All the climbing competitions and training events were cancelled with The British Mountaineering Council (BMC) issuing a statement advising climbers to put their adventures on hold.

Climbers all over the country were left wondering how to keep active and enjoy their sport from home.

Not content with taking a rest for a couple of months, Fred was quick to start looking closer to home for new climbing opportunities.

Fred Williams climbing.

Lucky enough to live in a sandstone cottage, he found lots of great climbs literally on his doorstep.

With help from dad Tony, he set up his outdoor climbing equipment at home and ordered new bolts to create climbing routes on the house.

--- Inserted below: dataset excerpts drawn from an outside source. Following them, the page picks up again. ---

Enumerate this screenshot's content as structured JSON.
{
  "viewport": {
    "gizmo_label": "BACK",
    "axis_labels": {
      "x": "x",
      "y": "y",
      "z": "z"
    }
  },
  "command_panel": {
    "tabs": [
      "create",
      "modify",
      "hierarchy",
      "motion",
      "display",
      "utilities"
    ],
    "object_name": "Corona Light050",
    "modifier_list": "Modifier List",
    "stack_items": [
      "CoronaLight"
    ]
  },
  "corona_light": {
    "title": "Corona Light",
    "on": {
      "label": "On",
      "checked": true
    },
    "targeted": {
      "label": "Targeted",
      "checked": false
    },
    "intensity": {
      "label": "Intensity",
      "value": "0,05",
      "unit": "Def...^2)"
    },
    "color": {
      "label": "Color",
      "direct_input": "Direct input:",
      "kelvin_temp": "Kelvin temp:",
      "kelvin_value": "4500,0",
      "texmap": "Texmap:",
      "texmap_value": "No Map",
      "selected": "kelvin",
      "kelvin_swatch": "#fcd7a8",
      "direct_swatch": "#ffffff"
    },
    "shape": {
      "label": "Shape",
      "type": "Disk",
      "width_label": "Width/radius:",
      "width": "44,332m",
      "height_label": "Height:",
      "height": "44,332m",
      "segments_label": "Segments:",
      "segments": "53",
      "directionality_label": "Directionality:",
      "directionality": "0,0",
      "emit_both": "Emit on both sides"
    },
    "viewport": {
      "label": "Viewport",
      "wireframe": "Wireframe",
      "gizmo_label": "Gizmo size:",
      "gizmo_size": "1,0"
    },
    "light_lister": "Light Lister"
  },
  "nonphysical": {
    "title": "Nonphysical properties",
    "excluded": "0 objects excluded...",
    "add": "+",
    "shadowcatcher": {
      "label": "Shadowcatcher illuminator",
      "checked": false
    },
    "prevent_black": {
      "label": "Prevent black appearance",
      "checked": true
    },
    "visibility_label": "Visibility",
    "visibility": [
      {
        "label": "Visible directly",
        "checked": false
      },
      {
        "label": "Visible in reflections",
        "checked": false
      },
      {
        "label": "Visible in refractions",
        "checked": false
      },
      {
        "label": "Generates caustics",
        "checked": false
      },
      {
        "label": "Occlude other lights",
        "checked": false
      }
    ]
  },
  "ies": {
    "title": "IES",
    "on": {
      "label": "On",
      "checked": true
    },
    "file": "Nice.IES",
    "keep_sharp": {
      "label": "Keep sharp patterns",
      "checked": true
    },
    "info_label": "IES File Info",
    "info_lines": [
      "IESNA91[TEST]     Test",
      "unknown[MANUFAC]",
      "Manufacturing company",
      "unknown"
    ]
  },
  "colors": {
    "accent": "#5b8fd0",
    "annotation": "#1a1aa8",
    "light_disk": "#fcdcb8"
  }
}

Fred is now putting new meaning into the saying ‘climbing the walls’ and over the last few weeks has taken on a new challenge - scaling the walls of his house, climbing the front and back of the house, in and out of his bedroom window and up on to the flat roof to do his schoolwork in the sun.

Climbing the house has not only helped Fred keep in shape but it has also given him some much-needed time in the outdoors.

Fred Williams climbing the walls of his Alnwick home.

Nature on our doorstep

Whilst climbing the walls, wildlife loving Fred and his supportive parents Tony and Katherine, a fund-raising consultant who has raised funds for many Northumberland Wildlife Trust projects, are finding they are noticing much more of the nature and wildlife that is on their doorstep.

This includes a pair of kestrels nesting in the large sycamore tree, swallows arriving from their long migration, tree creepers and nuthatches working up and down on the trees, and the occasional oystercatchers flying noisily overhead.

Katherine says: “Fred has found that breaking his day with a climb or a workout is benefiting his mental well-being and his ability to concentrate on schoolwork as well as his physical health.

“Most of all, the long hours spent on the road are a thing of the past: which gives Fred more time for himself and is a win for the planet too.

“Whilst he can’t wait for lockdown to end so he can get back to climbing properly again, he is certainly making the most of the current situation.”

Indoors, Fred has been learning and practising new skills that he will be able to put to use as soon as he can get out to the rocks again, including tying onto a safe anchor point and abseiling down the stairs.

He is now even eyeing up the bannister and windowsills.

Fred, who is also a member of Northumberland Wildlife Trust, said: “A few weeks ago, I couldn’t have imagined not being able to go to a climbing wall or climb outside.

“I also would never have thought that school would be cancelled.

“Covid-19 has brought a huge change to my life but I am really enjoying spending more time at home and working on some new problems and challenges.

“For me, climbing is not just a hobby, it is a way of life.”

But remember… please don’t try this at home folks.